A car moving with constant acceleration covered the distance between two points `60.0 m` apart in `6.00 s.` Its speed as it passes the second point was `15.0 m//s.`
(a) What is the speed at the first point?
(b) What is the acceleration?
(c) At what prior distance from the first was the car at rest?

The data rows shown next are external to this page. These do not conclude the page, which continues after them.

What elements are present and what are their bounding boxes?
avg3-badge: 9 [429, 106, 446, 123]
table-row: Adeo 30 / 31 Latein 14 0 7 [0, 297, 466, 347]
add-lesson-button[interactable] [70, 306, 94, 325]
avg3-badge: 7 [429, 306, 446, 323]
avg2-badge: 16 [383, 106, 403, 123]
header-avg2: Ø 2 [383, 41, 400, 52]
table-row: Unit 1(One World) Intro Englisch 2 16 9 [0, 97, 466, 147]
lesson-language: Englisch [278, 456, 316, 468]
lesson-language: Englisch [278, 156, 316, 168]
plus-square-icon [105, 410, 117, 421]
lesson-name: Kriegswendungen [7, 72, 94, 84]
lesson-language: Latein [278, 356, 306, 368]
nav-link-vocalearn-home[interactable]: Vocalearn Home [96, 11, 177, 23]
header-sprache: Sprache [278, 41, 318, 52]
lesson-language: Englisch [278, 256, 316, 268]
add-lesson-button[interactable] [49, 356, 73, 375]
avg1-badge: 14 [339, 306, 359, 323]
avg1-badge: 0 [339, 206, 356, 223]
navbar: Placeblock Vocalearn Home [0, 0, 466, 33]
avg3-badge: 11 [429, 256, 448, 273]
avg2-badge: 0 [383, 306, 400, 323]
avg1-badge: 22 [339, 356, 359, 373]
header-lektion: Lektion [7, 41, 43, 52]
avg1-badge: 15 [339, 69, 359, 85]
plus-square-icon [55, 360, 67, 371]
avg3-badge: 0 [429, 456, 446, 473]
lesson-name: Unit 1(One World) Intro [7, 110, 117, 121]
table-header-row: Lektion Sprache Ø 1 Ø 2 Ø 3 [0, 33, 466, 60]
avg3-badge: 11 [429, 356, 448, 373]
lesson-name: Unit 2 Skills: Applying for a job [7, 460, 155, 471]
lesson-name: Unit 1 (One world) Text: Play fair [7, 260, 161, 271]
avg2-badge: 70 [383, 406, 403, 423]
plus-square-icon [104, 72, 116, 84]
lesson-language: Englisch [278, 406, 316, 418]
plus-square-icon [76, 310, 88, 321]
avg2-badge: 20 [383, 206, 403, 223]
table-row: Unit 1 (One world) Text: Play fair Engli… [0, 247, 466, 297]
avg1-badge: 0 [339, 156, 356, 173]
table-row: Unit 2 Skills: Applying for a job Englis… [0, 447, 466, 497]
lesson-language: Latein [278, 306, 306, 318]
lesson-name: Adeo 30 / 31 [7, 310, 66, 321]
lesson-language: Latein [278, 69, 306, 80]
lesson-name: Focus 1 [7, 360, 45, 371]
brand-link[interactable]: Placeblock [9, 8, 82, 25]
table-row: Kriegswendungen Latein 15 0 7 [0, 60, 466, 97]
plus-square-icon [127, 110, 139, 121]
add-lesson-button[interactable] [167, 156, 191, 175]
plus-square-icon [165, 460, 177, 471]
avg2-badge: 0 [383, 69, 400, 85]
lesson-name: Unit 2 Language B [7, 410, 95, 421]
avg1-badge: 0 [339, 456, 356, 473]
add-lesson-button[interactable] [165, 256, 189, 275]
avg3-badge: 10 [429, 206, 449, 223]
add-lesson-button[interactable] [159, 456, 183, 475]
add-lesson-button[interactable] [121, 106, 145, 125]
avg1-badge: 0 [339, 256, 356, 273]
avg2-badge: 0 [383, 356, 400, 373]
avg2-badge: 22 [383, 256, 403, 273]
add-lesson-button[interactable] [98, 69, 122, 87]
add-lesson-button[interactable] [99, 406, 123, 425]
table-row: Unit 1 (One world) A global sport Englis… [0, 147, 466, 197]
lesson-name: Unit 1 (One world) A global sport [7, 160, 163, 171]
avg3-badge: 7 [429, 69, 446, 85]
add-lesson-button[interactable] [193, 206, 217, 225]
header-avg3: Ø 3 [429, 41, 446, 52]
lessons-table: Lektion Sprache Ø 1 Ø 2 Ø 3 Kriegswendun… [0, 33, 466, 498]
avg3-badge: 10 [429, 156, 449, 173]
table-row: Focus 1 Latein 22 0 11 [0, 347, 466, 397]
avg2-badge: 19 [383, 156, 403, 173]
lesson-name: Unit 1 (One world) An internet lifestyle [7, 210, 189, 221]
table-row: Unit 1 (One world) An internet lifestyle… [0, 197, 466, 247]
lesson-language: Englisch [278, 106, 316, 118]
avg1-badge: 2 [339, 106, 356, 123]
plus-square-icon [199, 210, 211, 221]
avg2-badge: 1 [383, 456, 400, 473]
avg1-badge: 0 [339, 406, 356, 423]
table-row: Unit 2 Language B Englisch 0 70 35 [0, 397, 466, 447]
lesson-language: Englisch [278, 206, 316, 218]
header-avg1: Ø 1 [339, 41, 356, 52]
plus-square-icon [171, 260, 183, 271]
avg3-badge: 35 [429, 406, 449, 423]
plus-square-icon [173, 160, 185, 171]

To solve the problem step by step, we will break it down into three parts as per the questions asked. ### Given Data: - Distance between two points, \( S = 60.0 \, \text{m} \) - Time taken, \( t = 6.00 \, \text{s} \) - Final speed at the second point, \( v = 15.0 \, \text{m/s} \) ### (a) Finding the speed at the first point (initial speed \( u \)): We can use the equation of motion: \[ S = ut + \frac{1}{2} a t^2 \] However, we need to first find the acceleration \( a \). We can use another equation: \[ v = u + at \] We will need to express \( a \) in terms of \( u \) and \( v \). From the equation \( S = ut + \frac{1}{2} a t^2 \), we can rearrange it to find \( a \): \[ a = \frac{2(S - ut)}{t^2} \] Substituting \( S = 60.0 \, \text{m} \) and \( t = 6.0 \, \text{s} \): \[ a = \frac{2(60 - 6u)}{36} \] \[ a = \frac{120 - 12u}{36} \] \[ a = \frac{10 - u}{3} \] Now substituting \( a \) into the equation \( v = u + at \): \[ 15 = u + \left(\frac{10 - u}{3}\right) \cdot 6 \] \[ 15 = u + 2(10 - u) \] \[ 15 = u + 20 - 2u \] \[ 15 = 20 - u \] \[ u = 20 - 15 = 5 \, \text{m/s} \] ### (b) Finding the acceleration \( a \): Now that we have \( u = 5 \, \text{m/s} \), we can substitute \( u \) back into the equation for \( a \): \[ a = \frac{10 - u}{3} = \frac{10 - 5}{3} = \frac{5}{3} \, \text{m/s}^2 \] ### (c) Finding the prior distance from the first point where the car was at rest: To find the distance \( s \) from the point where the car was at rest, we can use the equation: \[ v^2 = u^2 + 2as \] Here, \( v = 5 \, \text{m/s} \) (the speed at point A), \( u = 0 \) (the speed when the car was at rest), and \( a = \frac{5}{3} \, \text{m/s}^2 \): \[ (5)^2 = 0 + 2 \left(\frac{5}{3}\right) s \] \[ 25 = \frac{10}{3} s \] \[ s = \frac{25 \cdot 3}{10} = \frac{75}{10} = 7.5 \, \text{m} \] ### Final Answers: (a) Speed at the first point: \( 5 \, \text{m/s} \) (b) Acceleration: \( \frac{5}{3} \, \text{m/s}^2 \) (c) Distance from the first point where the car was at rest: \( 7.5 \, \text{m} \)